As we previously discussed on this IP Law Blog, Monsanto holds patents for Roundup Ready soybean seeds, which it sells to farmers pursuant to a license agreement that authorizes the seeds to be used for one growing season. Hugh Bowman, a soybean farmer, purchased the patented seeds from a grain elevator and used them for his late-season crops for several growing seasons.
Bowman argues that once Monsanto sells a particular seed, its patent protection expires. Meanwhile, Monsanto contends that Bowman’s use of its patented seeds to create new seeds constitutes patent infringement. The case is novel because the seeds by their very nature are intended to self-replicate.

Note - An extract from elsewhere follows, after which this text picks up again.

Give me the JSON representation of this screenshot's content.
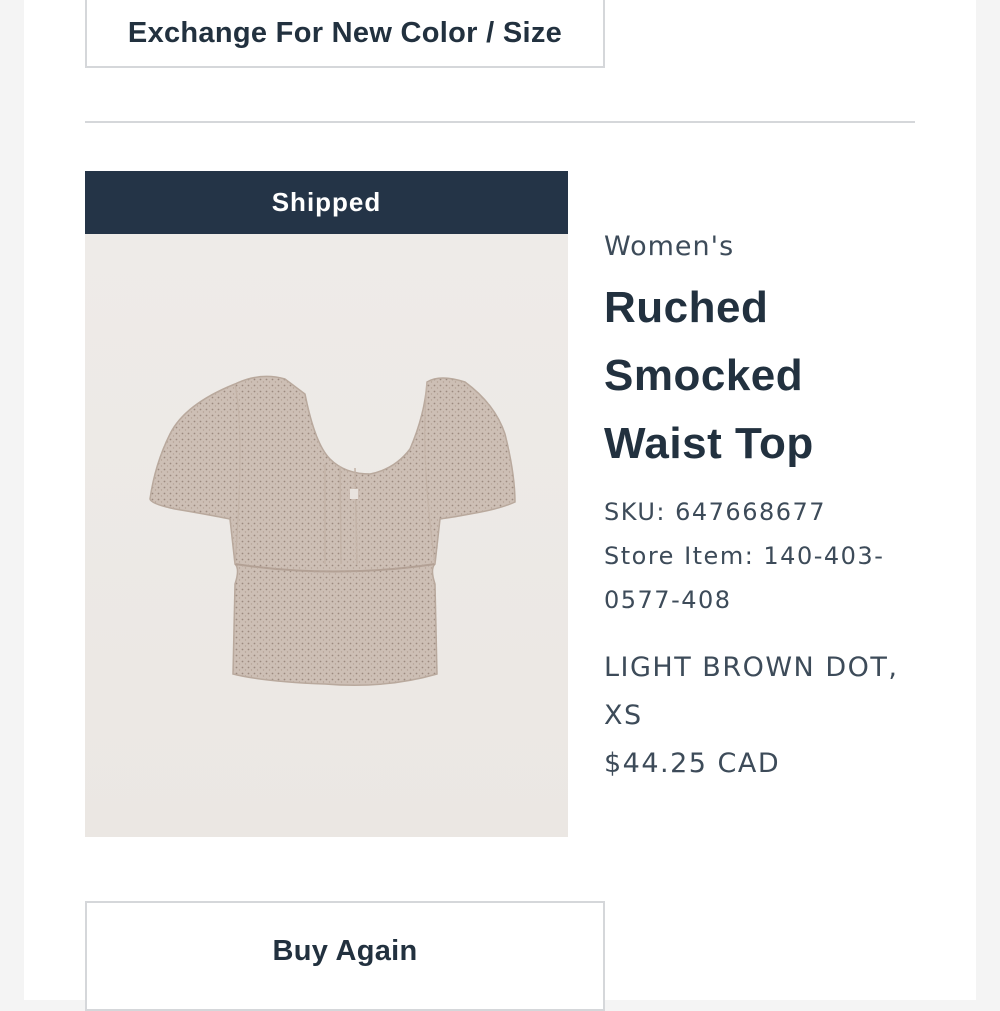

The Supreme Court ultimately sided with Monsanto, concluding that the doctrine of patent exhaustion did not protect Bowman’s activities. The justices acknowledged that the doctrine allows purchasers to use and resell a purchased invention; however, those rights only apply to the particular article sold. “It leaves untouched the patentee’s ability to prevent a buyer from making new copies of the patented item,” the Court stated.

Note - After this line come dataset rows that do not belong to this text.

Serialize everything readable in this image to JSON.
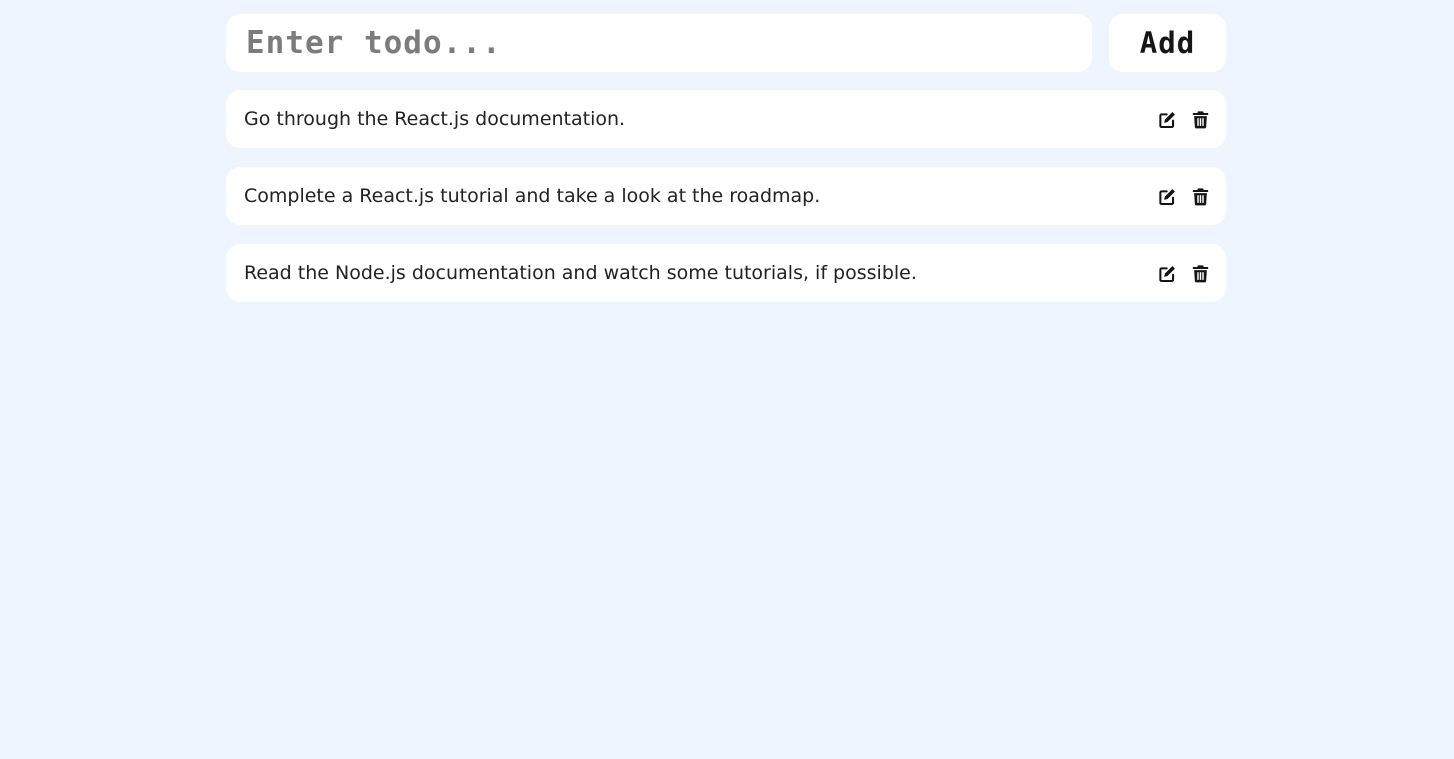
{
  "input": {
    "placeholder": "Enter todo...",
    "value": ""
  },
  "add_button": {
    "label": "Add"
  },
  "todos": [
    {
      "text": "Go through the React.js documentation.",
      "edit_icon": "edit-icon",
      "delete_icon": "trash-icon"
    },
    {
      "text": "Complete a React.js tutorial and take a look at the roadmap.",
      "edit_icon": "edit-icon",
      "delete_icon": "trash-icon"
    },
    {
      "text": "Read the Node.js documentation and watch some tutorials, if possible.",
      "edit_icon": "edit-icon",
      "delete_icon": "trash-icon"
    }
  ],
  "colors": {
    "background": "#eef5ff",
    "card": "#ffffff",
    "text": "#222222",
    "placeholder": "#7c7c7c"
  }
}
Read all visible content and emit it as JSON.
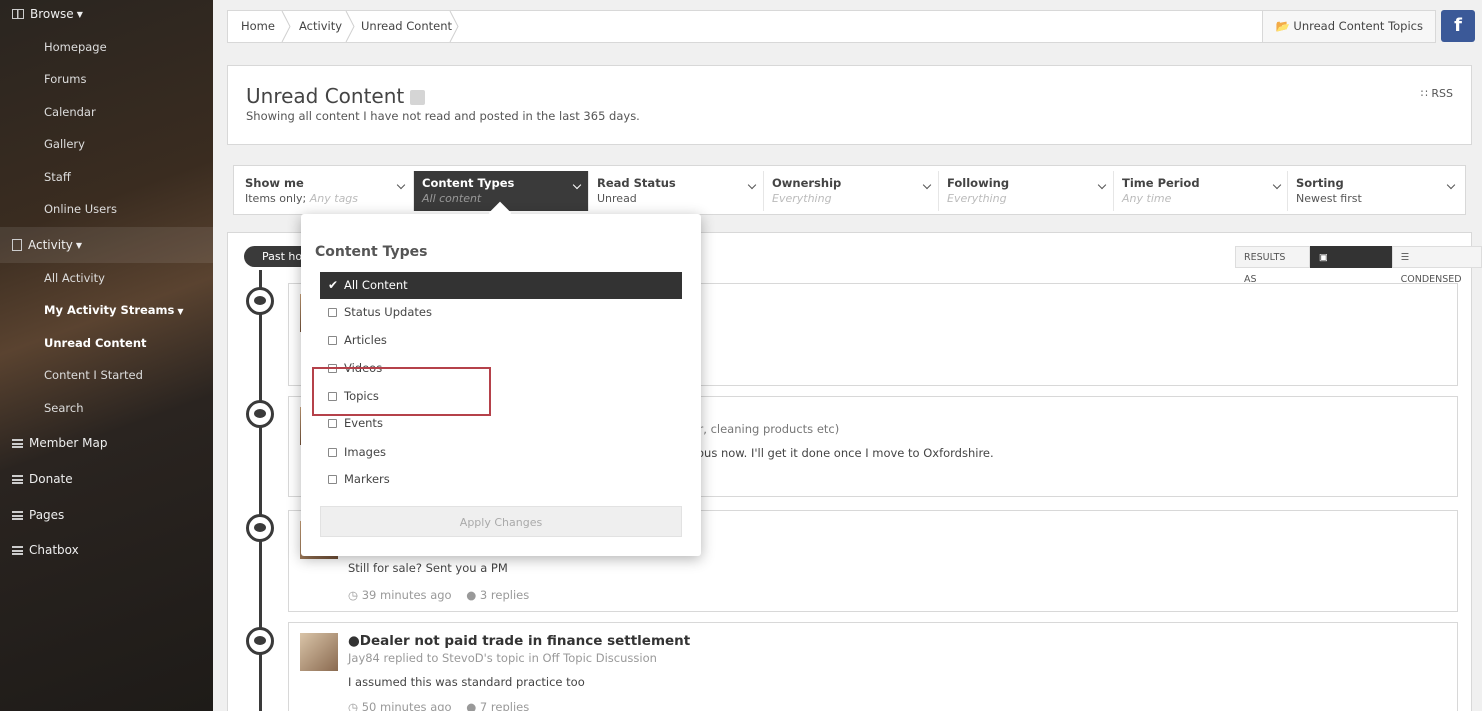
{
  "sidebar": {
    "browse_label": "Browse",
    "browse_items": [
      "Homepage",
      "Forums",
      "Calendar",
      "Gallery",
      "Staff",
      "Online Users"
    ],
    "activity_label": "Activity",
    "activity_items": [
      "All Activity",
      "My Activity Streams",
      "Unread Content",
      "Content I Started",
      "Search"
    ],
    "member_map": "Member Map",
    "donate": "Donate",
    "pages": "Pages",
    "chatbox": "Chatbox"
  },
  "breadcrumb": [
    "Home",
    "Activity",
    "Unread Content"
  ],
  "unread_topics_button": "Unread Content Topics",
  "facebook_label": "f",
  "header": {
    "title": "Unread Content",
    "subtitle": "Showing all content I have not read and posted in the last 365 days.",
    "rss": "RSS"
  },
  "filters": [
    {
      "label": "Show me",
      "value": "Items only; Any tags"
    },
    {
      "label": "Content Types",
      "value": "All content"
    },
    {
      "label": "Read Status",
      "value": "Unread"
    },
    {
      "label": "Ownership",
      "value": "Everything"
    },
    {
      "label": "Following",
      "value": "Everything"
    },
    {
      "label": "Time Period",
      "value": "Any time"
    },
    {
      "label": "Sorting",
      "value": "Newest first"
    }
  ],
  "filter_show_me_prefix": "Items only;",
  "filter_show_me_suffix": "Any tags",
  "past_hour_pill": "Past hou",
  "results_as": {
    "label": "RESULTS AS",
    "expanded": "EXPANDED",
    "condensed": "CONDENSED"
  },
  "dropdown": {
    "title": "Content Types",
    "options": [
      "All Content",
      "Status Updates",
      "Articles",
      "Videos",
      "Topics",
      "Events",
      "Images",
      "Markers"
    ],
    "apply": "Apply Changes"
  },
  "partial_texts": {
    "card2_line1": "pair, cleaning products etc)",
    "card2_line2": "vious now. I'll get it done once I move to Oxfordshire."
  },
  "cards": [
    {
      "body": "Still for sale? Sent you a PM",
      "time": "39 minutes ago",
      "replies": "3 replies"
    },
    {
      "title": "Dealer not paid trade in finance settlement",
      "meta": "Jay84 replied to StevoD's topic in Off Topic Discussion",
      "body": "I assumed this was standard practice too",
      "time": "50 minutes ago",
      "replies": "7 replies"
    }
  ]
}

As the Court notes in the opinion, “By planting and harvesting Monsanto’s patented seeds, Bowman made additional copies of Monsanto’s patented invention, and his conduct thus falls outside the protections of patent exhaustion.”
The Court also appeared to be influenced by the consequences of the alternative ruling. “Were this otherwise, Monsanto’s patent would provide scant benefit. After Monsanto sold its first seed, other seed companies could produce the patented seed to compete with Monsanto, and farmers would need to buy seed only once,” the justices stated.